Book cover of
Imaginal Politics: Images Beyond Imagination and the Imaginary by Chiara Bottici
If anarchism is a philosophy that opposes all hierarchies, including those that cannot be reduced to economic exploitation, it has to oppose the subjection of women, too, for otherwise it is incoherent with its own principles. Most anarchist thinkers work with a conception of freedom which is best characterized as a “freedom of equals” (Bottici 2014), according to which I cannot be free unless everyone else is equally free, because even if I am the master, the relationship of domination to which I participate will enthralled me as much as the slave herself — it is the paradox of domination that even a philosopher like Rousseau, who was neither a self-declared anarchist nor a feminist, strongly emphasized.
But if I cannot be free unless I live surrounded by people who are equally free, that is, unless I live in a free society, then the subjection of women cannot be reduced to something that concerns only a part of society: a patriarchal society will be fundamentally oppressive for both sexes, precisely because I cannot be free on my own. And this is something that we tend to forget: patriarchy is oppressive for everybody, not only for women.
So if it is true that anarchism has to be by definition feminism, does the opposite hold? Can there be feminists who are not anarchists? Clearly, historically speaking, many feminist movements were not anarchist. However, some feminists claimed that feminism, in particular the second-wave feminism of the 1970s, was anarchist in its deep structure and aspirations. According to Peggy Kornegger (2007), for instance, radical feminists of this period were unconscious anarchists both in their theories and their practices. The structure of women’s groups (e.g., consciousness-raising groups), with their emphasis on small groups as the basic organizational unit, on the personal which is political, and on spontaneous direct action, bore a striking resemblance to typically anarchistic forms of organization (ibid., 494).

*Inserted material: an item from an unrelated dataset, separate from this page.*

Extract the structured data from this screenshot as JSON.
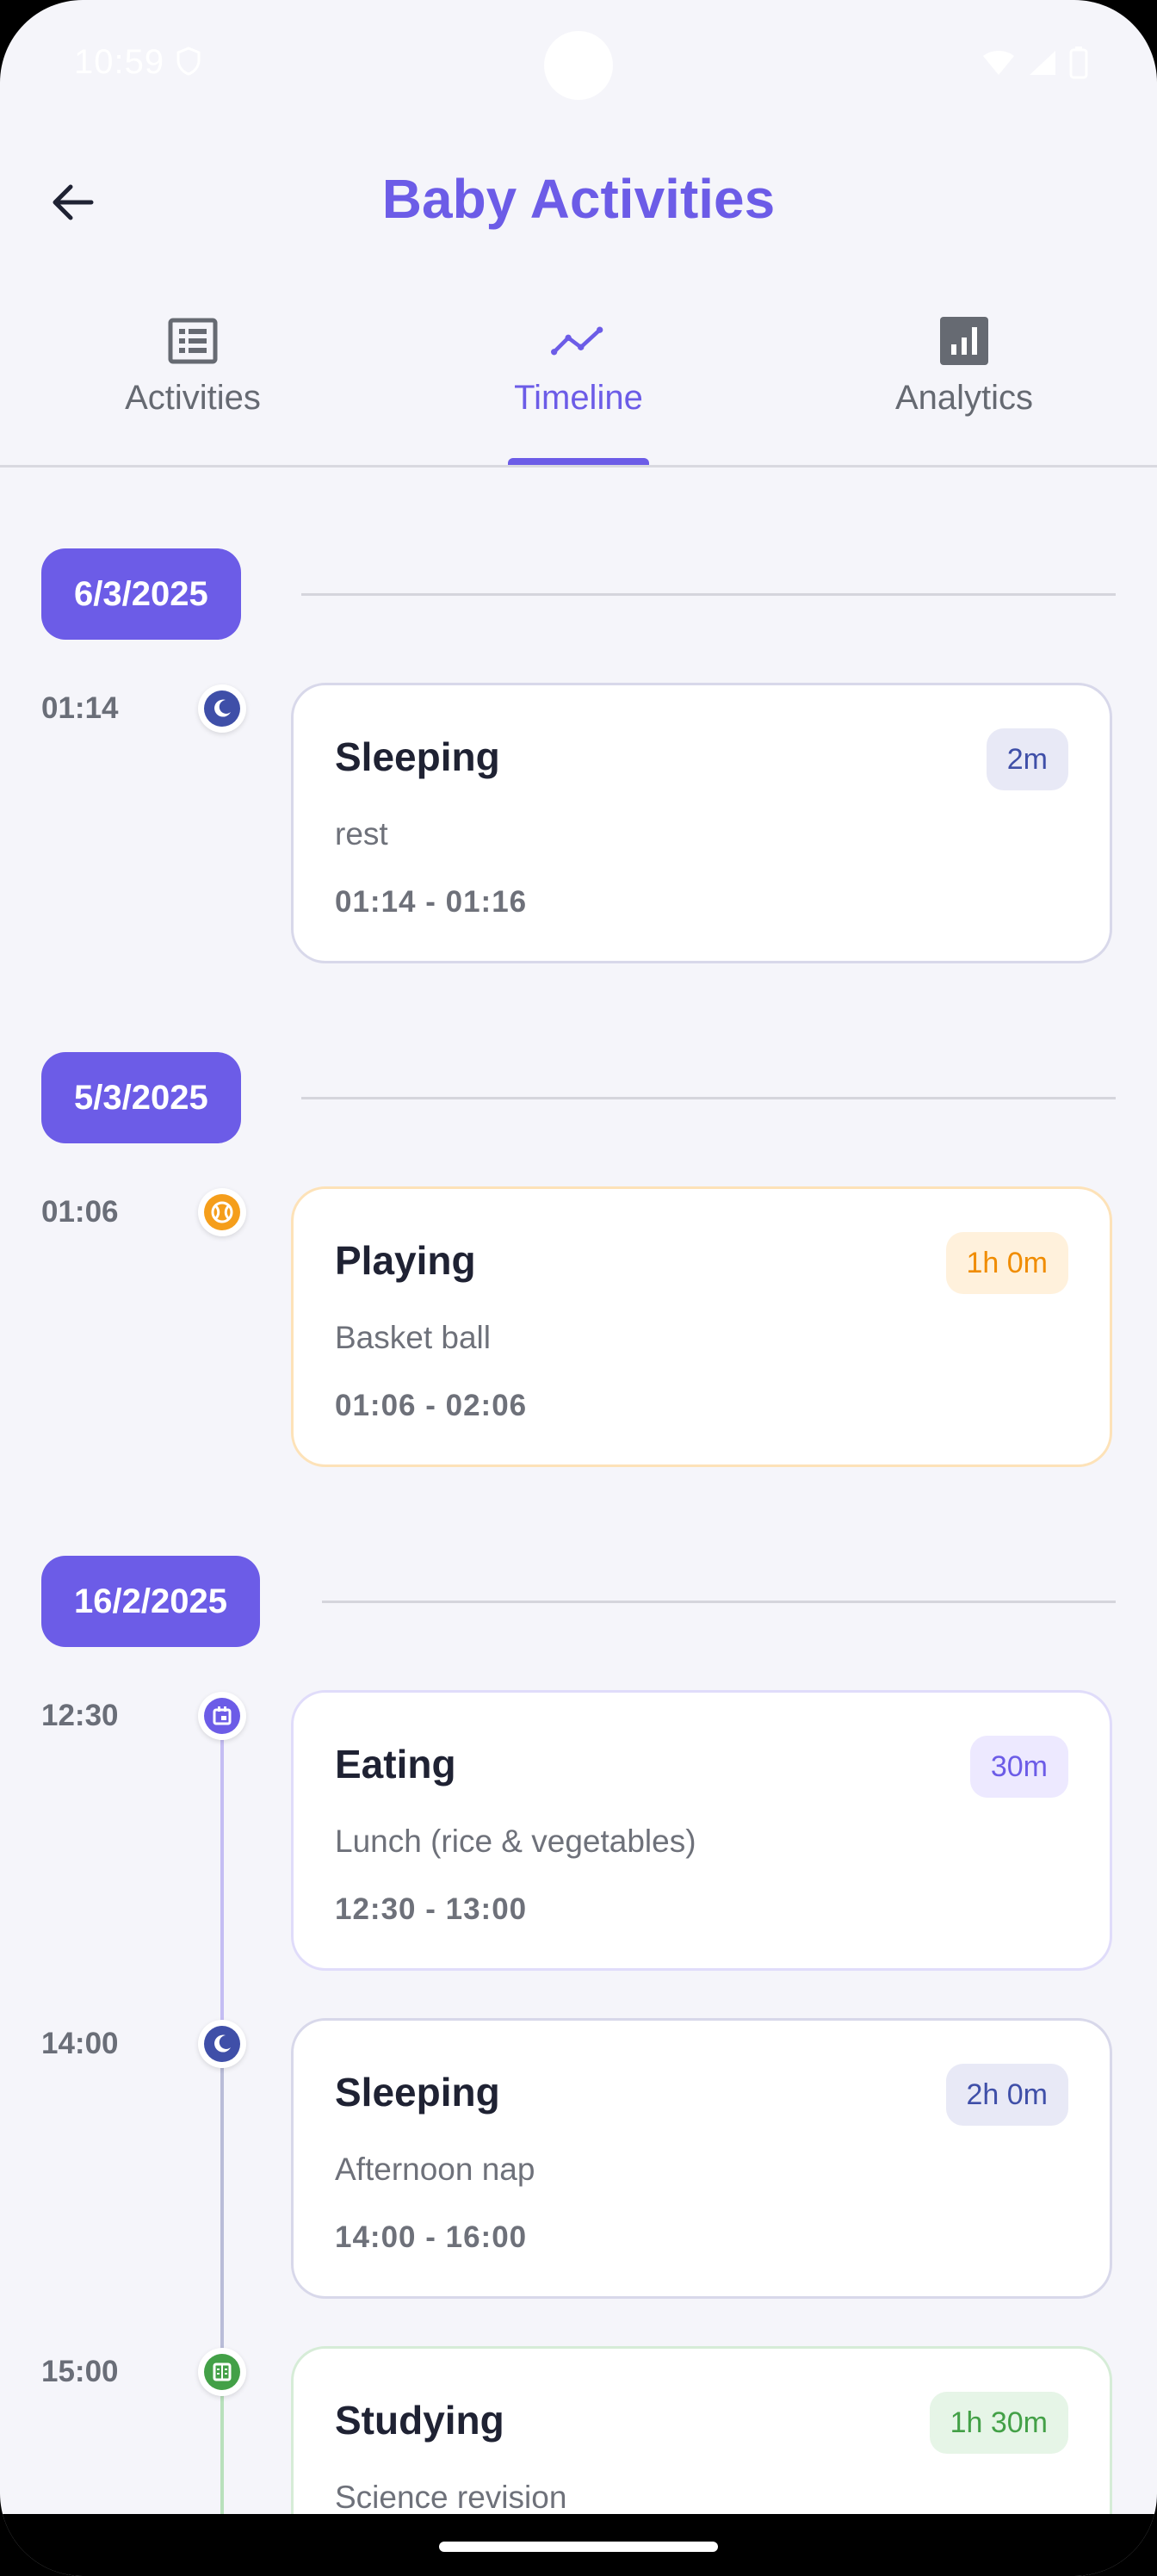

But even more striking is the conceptual convergence with the conception of freedom that I have described above. For instance, Kornegger affirms that “liberation is not an insular experience” because it can occur only in conjunction with all other human beings (ibid., 496), which, again, means that freedom cannot but be a freedom of equals. However, this also implies that one cannot fight patriarchy without fighting all other forms of hierarchy, be they economic or political. As Kornegger (2007:493) again put it, “feminism does not mean female corporate power or a woman president: it means no corporate power and no president.”
Anarcha-feminists at an anti-globalization rally and protest quote Emma Goldman
Otherwise stated, feminism does not simply mean that women should take the place occupied by men (which would be a rather phallic form of feminism); rather, women should fight to radically subvert the logic of domination where sexism, racism, economic exploitation, and political oppression reciprocally reinforce one another, although with different forms and modalities in different contexts. This holds even more so today, in a globalizing world where different forms of oppression and exploitation, whether based on gender, sex, race, or class, sustain each other. Perhaps the greatest contribution of third-wave feminism is that it pointed toward the need for a multifaceted analysis of domination, with its emphasis on post-colonialism and intersectionality. If by feminism we understand simply the fight for formal equality between men and women, we risk creating new forms of oppression. We run the risk that equality between men and women will signify only that women must take positions once reserved for white bourgeois males, thus further reinforcing mechanisms of oppression rather than subverting them. For instance, if we take the emancipation of white women to mean simply entering the public sphere on an equal footing with men, this, in turn, may imply that somebody else has to replace these women in their households. But for the immigrant woman who replaces the white housewife in providing domestic care, this is not liberation: she merely exits her household in order to enter into another one as a waged laborer. In the current predicament, the emancipation of some (white) women directly risks meaning the oppression of other (immigrant, black, or southern) women, if feminism does not aim at dissolving all forms of hierarchy, whether they are entrenched in gender, class, or racial oppression.
To conclude, maybe feminism has not historically always been anarchist, but it should be because it should aim at subverting all forms of domination — be they sexist, economic, and political. Feminism, today more than in the past, cannot mean only women rulers or women capitalists: it means no rulers and no capitalism.